Common data processing types are as follows:
Data validation: Generally, data needs to be validated after being collected to ensure data validity.
Data validation is a process of determining and verifying data availability. Generally, the collected data cannot be further processed due to some format problems. Take image recognition as an example. Users often find some images from the Internet for training, and the image quality cannot be ensured. The name, path, and extension of the images may not meet the requirements of the training algorithm. Images may also be partially damaged. As a result, the images cannot be decoded or processed by the algorithm. Therefore, data validation is very important. It helps AI developers detect data problems and effectively prevent algorithm precision deterioration or training failures caused by noisy data.
Data cleansing: refers to the process of removing, correcting, or supplementing data.
Data cleansing is to check data consistency based on data validation and correct some invalid values. For example, in the deep learning field, data may be cleansed based on a positive sample and a negative sample that are input by a user, to retain a category that the user wants and remove a category that the user does not want.
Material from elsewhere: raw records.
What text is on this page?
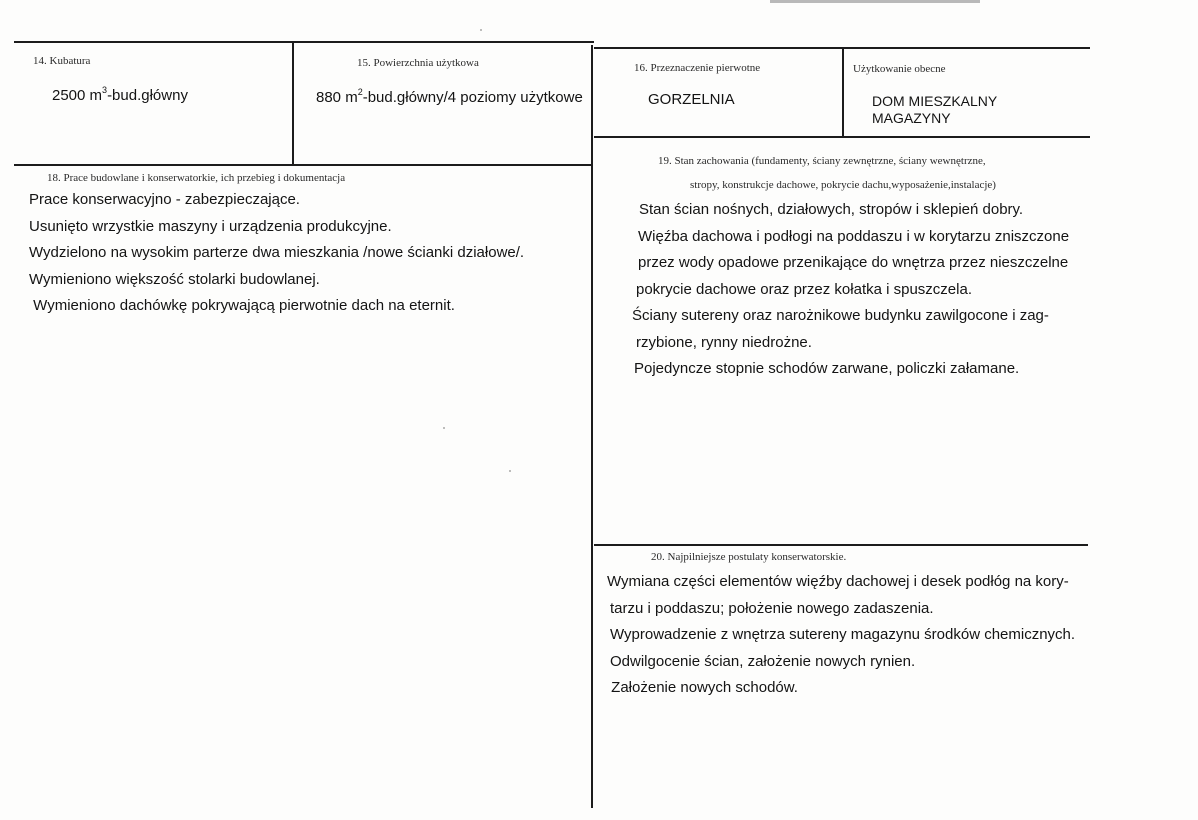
14. Kubatura
2500 $m^3-bud.główny$
15. Powierzchnia użytkowa
880 $m^2-bud.główny/4$ poziomy użytkowe
16. Przeznaczenie pierwotne
GORZELNIA
Użytkowanie obecne
DOM MIESZKALNY
MAGAZYNY
18. Prace budowlane i konserwatorkie, ich przebieg i dokumentacja
Prace konserwacyjno - zabezpieczające.
Usunięto wrzystkie maszyny i urządzenia produkcyjne.
Wydzielono na wysokim parterze dwa mieszkania /nowe ścianki działowe/.
Wymieniono większość stolarki budowlanej.
Wymieniono dachówkę pokrywającą pierwotnie dach na eternit.
19. Stan zachowania (fundamenty, ściany zewnętrzne, ściany wewnętrzne,
stropy, konstrukcje dachowe, pokrycie dachu,wyposażenie,instalacje)
Stan ścian nośnych, działowych, stropów i sklepień dobry.
Więźba dachowa i podłogi na poddaszu i w korytarzu zniszczone
przez wody opadowe przenikające do wnętrza przez nieszczelne
pokrycie dachowe oraz przez kołatka i spuszczela.
Ściany sutereny oraz narożnikowe budynku zawilgocone i zag-
rzybione, rynny niedrożne.
Pojedyncze stopnie schodów zarwane, policzki załamane.
20. Najpilniejsze postulaty konserwatorskie.
Wymiana części elementów więźby dachowej i desek podłóg na kory-
tarzu i poddaszu; położenie nowego zadaszenia.
Wyprowadzenie z wnętrza sutereny magazynu środków chemicznych.
Odwilgocenie ścian, założenie nowych rynien.
Założenie nowych schodów.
Data selection: refers to the process of selecting data subsets from full data.
Data can be selected based on the similarity or deep learning algorithm. Data selection can avoid problems such as duplicate and similar images introduced during manual image collection. Among a batch of inference data input to an old model, data selection using built-in rules can further improve the precision of the old model.
Data augmentation:
Data augmentation: increases data volumes directly or indirectly through simple data augmentation operations such as scaling, cropping, transformation, and composition.
Data transfer between domains: generates data transferred from the original domain to the target domain by applying deep learning models and learning the datasets of the original and target domains.